Rebecca Solnit – Ces hommes qui m’expliquent la vie : C’est je crois l’essai de Solnit le plus connu en France, car c’est lui qui a apporté au centre des débats le concept de “mansplaining”. Elle y relate comment un type, ignorant qui elle était, a entrepris lors d’une soirée de la contredire pour lui expliquer le livre qu’elle venait d’écrire. C’est à la fois rageant et divertissant, comme cette fois où un mec a tenté, sur feu Twitter, de prendre de haut pour expliquer en quoi consistait la série The handmaid’s tale à… Margaret Atwood, l’autrice du livre dont est tirée la série, témoignant d’une confiance et d’une audace folle dont j’ai longtemps gardé la capture d’écran sur mon téléphone.

Étonnement, cette histoire de mansplaining n’est pas le meilleur essai du livre (qui en réunit neuf). J’ai préféré “la guerre la plus longue” sur la menace de viol comme outil de domination, “deux mondes s’entrechoquent dans une suite de luxe” écrit en 2011 au sujet de “l’affaire DSK” ou encore “Eloge de la menace” au sujet du mariage pour tous. Malgré toutes les réflexions peu réjouissantes qu’il porte, le livre s’achève sur une note d’espoir avec “La boîte de Pandore” au sujet du backlash et ces mots : “parce que les génies ne retournent pas dans leurs lampes, parce que les homosexuels ne vont pas retourner dans leur placard et parce que les femmes ne vont pas rendre les armes”.

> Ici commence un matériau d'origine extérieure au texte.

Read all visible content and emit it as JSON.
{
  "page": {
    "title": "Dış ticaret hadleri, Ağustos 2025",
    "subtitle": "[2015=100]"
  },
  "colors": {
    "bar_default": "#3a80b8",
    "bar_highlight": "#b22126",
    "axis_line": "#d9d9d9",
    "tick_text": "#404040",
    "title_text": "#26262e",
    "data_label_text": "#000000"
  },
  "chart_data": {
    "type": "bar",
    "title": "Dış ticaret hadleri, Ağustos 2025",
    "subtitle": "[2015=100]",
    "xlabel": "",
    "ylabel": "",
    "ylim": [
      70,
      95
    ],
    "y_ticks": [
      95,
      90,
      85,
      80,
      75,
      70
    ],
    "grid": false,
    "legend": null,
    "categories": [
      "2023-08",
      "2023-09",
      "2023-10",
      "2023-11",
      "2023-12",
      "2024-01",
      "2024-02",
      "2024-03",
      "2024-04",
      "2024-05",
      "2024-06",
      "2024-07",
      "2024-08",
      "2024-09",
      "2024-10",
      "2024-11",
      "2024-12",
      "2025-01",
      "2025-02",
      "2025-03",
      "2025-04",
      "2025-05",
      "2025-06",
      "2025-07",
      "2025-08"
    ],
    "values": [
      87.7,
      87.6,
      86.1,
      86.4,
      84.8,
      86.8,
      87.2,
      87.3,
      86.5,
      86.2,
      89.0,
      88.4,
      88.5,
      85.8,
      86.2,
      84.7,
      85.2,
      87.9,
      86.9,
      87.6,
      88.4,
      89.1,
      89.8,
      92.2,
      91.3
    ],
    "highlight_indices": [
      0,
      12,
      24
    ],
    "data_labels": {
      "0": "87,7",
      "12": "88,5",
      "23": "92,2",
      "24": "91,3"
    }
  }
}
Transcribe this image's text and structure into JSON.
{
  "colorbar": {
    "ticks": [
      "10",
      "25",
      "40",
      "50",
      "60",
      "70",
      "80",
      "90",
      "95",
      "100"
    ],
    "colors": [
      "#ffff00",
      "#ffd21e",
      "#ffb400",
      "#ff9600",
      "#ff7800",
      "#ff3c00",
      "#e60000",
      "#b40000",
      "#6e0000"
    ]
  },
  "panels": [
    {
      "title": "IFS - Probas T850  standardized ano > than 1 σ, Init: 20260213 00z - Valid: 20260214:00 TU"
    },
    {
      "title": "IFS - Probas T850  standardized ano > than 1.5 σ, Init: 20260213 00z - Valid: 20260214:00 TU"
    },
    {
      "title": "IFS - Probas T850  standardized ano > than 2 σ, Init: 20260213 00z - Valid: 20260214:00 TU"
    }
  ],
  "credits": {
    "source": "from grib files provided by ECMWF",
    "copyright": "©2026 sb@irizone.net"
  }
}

Rebecca Solnit – L’art de marcher : Ici je suis un peu malhonnête de donner mon avis car je n’ai pas encore achevé la lecture du livre, mais comme je le déguste à petites gorgées il se peut que ça me prenne un peu de temps avant le point final, et j’ai très envie de vous en parler dès maintenant. Ce livre m’accompagne depuis le printemps lors de mes pérégrinations en ville et en forêt, entourant mes promenades de l’esprit de Virginia Woolf, Thoreau et de toute une cohorte de marcheurs, citadins, montagnards ou pèlerins, qui ont comme moi beaucoup usé leurs semelles et y ont trouvé quelque réconfort ou intérêt. Le point de vue est original et ne se limite pas au traditionnel parallèle marche/méditation. On y parle entre autres de politique, de propriété privée, de banditisme de grands chemins, de scoutisme, de littérature de la marche et d’une épique bataille entre gardes-chasse et randonneurs pour conquérir la liberté d’accès aux sommets.

Je vous sens épuisés par cet instant culturel foisonnant et, comme je dois ménager vos forces pour qu’ensemble nous allions au bout de ce petit défi, je vais m’arrêter là. Mais sachez qu’on tient le bon bout, et qu’on (je) va bientôt pouvoir parler d’autre chose que de ces livres qui attendent d’être chroniqués pour quitter leur pile près de la penderie et rejoindre la bibliothèque (aka une autre pile de livres, mais contre le mur près de la fenêtre).